Denn nur auf den ersten Blick wirkt die Summe von 60 Millionen Euro beeindruckend, die der Erfurter Neubau gekostet hat. Doch verschlingt der laufende Betrieb des Theaters, der noch dazu überwiegend von der klammen Kommune aufgebracht werden muss, fast 20 Millionen Euro, und zwar jedes Jahr. Was den Betrieb so teuer macht, sind vor allem die Kosten fürs Personal, oder besser: für den fest angestellten Teil. Während Sänger oder Schauspieler, ja selbst die Dirigenten an den kleinen und mittelgroßen Bühnen für höchst bescheidene Gagen agieren und noch dazu jederzeit kündbar sind, werden Orchestermusiker, Techniker oder Verwaltungspersonal nach den Richtlinien des Bundesangestelltentarifs entlohnt – und zwar lebenslang. Mit der kuriosen Folge, dass es in Thüringen zwar noch immer ein knappes Dutzend teurer Sinfonieorchester gibt, aber nur noch eine Hand voll preisgünstiger Schauspieltruppen.

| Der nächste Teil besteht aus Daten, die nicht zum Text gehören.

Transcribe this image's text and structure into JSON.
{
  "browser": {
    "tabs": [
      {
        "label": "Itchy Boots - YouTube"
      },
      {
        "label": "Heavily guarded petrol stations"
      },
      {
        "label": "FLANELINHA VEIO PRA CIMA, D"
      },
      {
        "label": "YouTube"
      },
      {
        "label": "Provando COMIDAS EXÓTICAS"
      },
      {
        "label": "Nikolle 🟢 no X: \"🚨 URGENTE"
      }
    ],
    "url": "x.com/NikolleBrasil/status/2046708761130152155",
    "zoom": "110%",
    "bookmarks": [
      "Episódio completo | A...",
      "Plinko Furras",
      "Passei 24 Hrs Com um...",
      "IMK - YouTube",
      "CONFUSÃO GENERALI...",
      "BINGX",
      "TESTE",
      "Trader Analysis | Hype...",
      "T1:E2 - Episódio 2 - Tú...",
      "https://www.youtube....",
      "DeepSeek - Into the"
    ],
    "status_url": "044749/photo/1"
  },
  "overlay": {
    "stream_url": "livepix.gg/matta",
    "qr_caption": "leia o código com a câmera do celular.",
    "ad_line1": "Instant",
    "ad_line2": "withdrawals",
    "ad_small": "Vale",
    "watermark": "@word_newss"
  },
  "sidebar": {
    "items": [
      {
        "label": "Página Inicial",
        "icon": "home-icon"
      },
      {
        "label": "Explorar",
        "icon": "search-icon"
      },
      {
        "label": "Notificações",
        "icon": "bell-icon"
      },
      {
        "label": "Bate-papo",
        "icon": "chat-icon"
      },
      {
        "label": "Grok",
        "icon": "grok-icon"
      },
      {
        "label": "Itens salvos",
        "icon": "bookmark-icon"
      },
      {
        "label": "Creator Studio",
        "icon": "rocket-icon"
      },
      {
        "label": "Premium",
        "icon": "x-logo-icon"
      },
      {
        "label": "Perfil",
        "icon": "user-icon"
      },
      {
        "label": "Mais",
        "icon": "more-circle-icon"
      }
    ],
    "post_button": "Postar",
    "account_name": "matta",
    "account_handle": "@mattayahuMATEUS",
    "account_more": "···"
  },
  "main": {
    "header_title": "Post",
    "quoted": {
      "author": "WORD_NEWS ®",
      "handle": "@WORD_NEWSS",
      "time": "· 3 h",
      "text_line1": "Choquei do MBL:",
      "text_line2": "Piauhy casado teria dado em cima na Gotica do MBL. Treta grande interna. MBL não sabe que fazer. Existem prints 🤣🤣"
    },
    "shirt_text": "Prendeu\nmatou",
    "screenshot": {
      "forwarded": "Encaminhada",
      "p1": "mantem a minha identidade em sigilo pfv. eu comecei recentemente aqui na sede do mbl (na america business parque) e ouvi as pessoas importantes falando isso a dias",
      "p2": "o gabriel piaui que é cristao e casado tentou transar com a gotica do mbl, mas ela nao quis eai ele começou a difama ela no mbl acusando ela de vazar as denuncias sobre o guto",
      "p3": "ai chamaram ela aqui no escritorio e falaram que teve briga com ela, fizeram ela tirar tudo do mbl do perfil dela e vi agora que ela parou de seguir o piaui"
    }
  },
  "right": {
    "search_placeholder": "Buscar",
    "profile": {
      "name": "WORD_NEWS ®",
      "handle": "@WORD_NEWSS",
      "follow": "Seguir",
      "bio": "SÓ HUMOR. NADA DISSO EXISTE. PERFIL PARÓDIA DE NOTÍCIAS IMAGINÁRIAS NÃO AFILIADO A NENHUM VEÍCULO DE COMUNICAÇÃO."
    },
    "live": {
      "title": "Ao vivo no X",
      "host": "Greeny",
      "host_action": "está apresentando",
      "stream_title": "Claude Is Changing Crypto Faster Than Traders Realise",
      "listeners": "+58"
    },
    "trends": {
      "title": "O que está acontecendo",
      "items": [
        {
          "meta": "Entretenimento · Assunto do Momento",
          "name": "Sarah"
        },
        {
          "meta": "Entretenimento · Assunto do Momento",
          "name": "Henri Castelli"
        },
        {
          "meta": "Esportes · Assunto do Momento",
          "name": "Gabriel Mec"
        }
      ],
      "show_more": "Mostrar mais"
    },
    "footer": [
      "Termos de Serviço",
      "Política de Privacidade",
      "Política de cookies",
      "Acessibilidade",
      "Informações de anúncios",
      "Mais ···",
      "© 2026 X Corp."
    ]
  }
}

Um diesem Wahnsinn zu entkommen, hat der Intendant in der benachbarten Klassikerstadt sein „Weimarer Modell“ ausgeheckt – und mit seinen rund 300 Mitarbeitern einen Lohnverzicht bis zum Jahr 2008 ausgehandelt. Der Beifall der örtlichen Theaterfreunde war ihm gewiss, konnte ihr vielgerühmtes Deutsches Nationaltheater doch nur so vor der Fusion mit dem unbekannten Theater der verhassten Nachbarstadt bewahrt werden. Sollen die Erfurter doch selbst sehen, was sie mit ihrem Neubau machen.

Und manchmal hat die Vorliebe fürs Bauen ja auch Methode. Wenn in Erfurt die Oper erst mal in Betrieb ist, so mag manch ein Politiker in der Landeshauptstadt denken, dann können die Weimarer die Fusion mit ihrem Renommierorchester nicht mehr dauerhaft verweigern.